The younger Castro told a crowd gathered to pay homage to Fidel Castro in the eastern city of Santiago that the country’s National Assembly would pass in its next session a law fulfilling his brother’s desire that, “once dead, his name and likeness would never be used on institutions, streets, parks or other public sites, and that busts, statutes or other forms of tribute would never be erected”.
Fidel Castro, who died on 25 November aged 90, kept his name off public sites during his time in office because he said he wanted to avoid the development of a cult of personality. In contrast, the images of his fellow revolutionary fighters Camilo Cienfuegos and Ernesto “Che” Guevara have become common across Cuba in the decades since their deaths.
Raúl Castro spoke at the end of a second massive rally in honor of Fidel as Cuba neared the end of its nine-day public mourning. Castro’s ashes arrived on Saturday afternoon in Santiago, ending a four-day journey across Cuba that began after a rally in Havana’s Plaza de la Revolución.

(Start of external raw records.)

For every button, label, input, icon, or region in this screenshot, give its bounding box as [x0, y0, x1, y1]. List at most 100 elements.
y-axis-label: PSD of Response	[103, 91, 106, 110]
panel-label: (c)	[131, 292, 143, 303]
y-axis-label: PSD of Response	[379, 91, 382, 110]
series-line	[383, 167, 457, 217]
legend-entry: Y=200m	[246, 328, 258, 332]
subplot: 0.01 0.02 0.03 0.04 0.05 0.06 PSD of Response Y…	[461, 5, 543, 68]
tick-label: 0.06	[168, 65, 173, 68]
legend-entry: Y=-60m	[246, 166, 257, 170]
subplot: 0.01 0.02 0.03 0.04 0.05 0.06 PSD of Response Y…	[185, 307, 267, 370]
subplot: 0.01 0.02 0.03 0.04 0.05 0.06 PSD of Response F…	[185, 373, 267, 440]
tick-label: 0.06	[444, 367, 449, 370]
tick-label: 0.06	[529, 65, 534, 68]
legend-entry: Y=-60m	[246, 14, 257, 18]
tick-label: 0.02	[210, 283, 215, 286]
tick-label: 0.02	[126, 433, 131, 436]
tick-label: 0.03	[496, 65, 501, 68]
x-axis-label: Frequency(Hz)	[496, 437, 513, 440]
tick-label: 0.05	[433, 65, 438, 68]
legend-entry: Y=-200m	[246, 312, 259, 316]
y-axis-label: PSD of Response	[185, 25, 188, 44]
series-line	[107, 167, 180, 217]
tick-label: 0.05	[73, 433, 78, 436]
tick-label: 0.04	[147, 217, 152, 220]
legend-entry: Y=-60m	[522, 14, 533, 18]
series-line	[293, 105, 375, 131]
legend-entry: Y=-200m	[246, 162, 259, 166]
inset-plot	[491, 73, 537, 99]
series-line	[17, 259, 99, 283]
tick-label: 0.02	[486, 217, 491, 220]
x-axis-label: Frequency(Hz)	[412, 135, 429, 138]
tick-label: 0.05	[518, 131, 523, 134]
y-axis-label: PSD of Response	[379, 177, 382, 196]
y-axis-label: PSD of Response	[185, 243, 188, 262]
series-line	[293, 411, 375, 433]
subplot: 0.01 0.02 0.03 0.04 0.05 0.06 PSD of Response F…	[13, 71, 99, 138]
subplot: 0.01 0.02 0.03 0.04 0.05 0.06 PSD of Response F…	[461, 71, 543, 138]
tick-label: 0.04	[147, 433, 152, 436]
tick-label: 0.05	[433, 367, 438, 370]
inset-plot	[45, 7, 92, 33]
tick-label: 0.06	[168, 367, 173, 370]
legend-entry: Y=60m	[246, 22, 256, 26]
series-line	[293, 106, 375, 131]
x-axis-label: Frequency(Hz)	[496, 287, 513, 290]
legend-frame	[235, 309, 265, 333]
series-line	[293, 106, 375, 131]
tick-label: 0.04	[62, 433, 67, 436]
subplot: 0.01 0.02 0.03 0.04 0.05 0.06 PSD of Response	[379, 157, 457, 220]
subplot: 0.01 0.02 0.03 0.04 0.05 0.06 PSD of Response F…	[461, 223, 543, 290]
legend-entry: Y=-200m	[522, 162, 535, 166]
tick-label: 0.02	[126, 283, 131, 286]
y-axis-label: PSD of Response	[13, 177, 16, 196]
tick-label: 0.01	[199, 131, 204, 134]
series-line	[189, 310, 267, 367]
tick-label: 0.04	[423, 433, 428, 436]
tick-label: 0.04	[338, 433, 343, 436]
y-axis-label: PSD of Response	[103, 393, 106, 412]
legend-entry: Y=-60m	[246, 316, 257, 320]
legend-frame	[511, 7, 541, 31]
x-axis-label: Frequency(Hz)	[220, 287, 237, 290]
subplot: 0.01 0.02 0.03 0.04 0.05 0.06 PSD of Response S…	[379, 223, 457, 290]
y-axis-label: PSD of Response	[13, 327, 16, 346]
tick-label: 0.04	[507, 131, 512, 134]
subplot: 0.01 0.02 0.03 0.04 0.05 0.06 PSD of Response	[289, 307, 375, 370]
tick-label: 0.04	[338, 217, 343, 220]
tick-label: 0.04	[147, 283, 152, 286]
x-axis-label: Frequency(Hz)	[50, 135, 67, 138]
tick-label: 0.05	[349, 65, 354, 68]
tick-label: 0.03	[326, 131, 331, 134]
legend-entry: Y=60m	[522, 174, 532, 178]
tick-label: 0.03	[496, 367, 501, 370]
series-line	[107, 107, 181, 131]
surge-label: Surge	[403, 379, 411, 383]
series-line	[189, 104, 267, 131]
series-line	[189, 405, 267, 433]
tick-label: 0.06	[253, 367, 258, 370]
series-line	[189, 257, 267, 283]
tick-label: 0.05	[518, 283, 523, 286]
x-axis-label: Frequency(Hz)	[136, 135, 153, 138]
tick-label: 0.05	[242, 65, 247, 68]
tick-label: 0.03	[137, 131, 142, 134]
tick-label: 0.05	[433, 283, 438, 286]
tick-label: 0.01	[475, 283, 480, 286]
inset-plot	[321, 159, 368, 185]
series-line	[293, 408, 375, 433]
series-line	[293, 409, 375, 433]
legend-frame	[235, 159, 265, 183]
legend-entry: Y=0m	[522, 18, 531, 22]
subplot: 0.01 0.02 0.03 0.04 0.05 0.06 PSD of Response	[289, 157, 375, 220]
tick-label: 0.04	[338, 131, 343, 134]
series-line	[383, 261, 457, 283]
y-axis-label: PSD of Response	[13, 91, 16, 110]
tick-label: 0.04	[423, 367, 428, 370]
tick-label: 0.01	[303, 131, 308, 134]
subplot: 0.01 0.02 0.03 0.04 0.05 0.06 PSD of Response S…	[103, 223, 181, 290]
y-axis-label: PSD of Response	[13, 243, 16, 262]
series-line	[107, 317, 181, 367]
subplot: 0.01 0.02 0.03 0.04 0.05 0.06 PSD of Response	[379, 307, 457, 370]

Thousands of people welcomed the leader’s remains to shouts of “Fidel! I am Fidel!” Then hundreds of thousands gathered in Santiago’s Plaza de la Revolución on Saturday night, cheering speeches by the heads of state-run groups of small farmers, women, revolutionary veterans and neighborhood watch committee members.
The event was attended by the Bolivian president, Evo Morales, Nicaraguan leader Daniel Ortega and Nicolás Maduro of Venezuela, along with former Brazilian presidents Dilma Rousseff and Lula da Silva.
Castro’s ashes will be interred on Sunday morning in Santiago’s Santa Ifigenia cemetery, ending the official mourning period.
Mourning for Castro has reached peaks of near-religious public adulation across Cuba since his death, particularly in rural eastern Cuba. Huge crowds have been shouting his name and lining the roads to salute the funeral procession carrying his ashes from Havana to Santiago.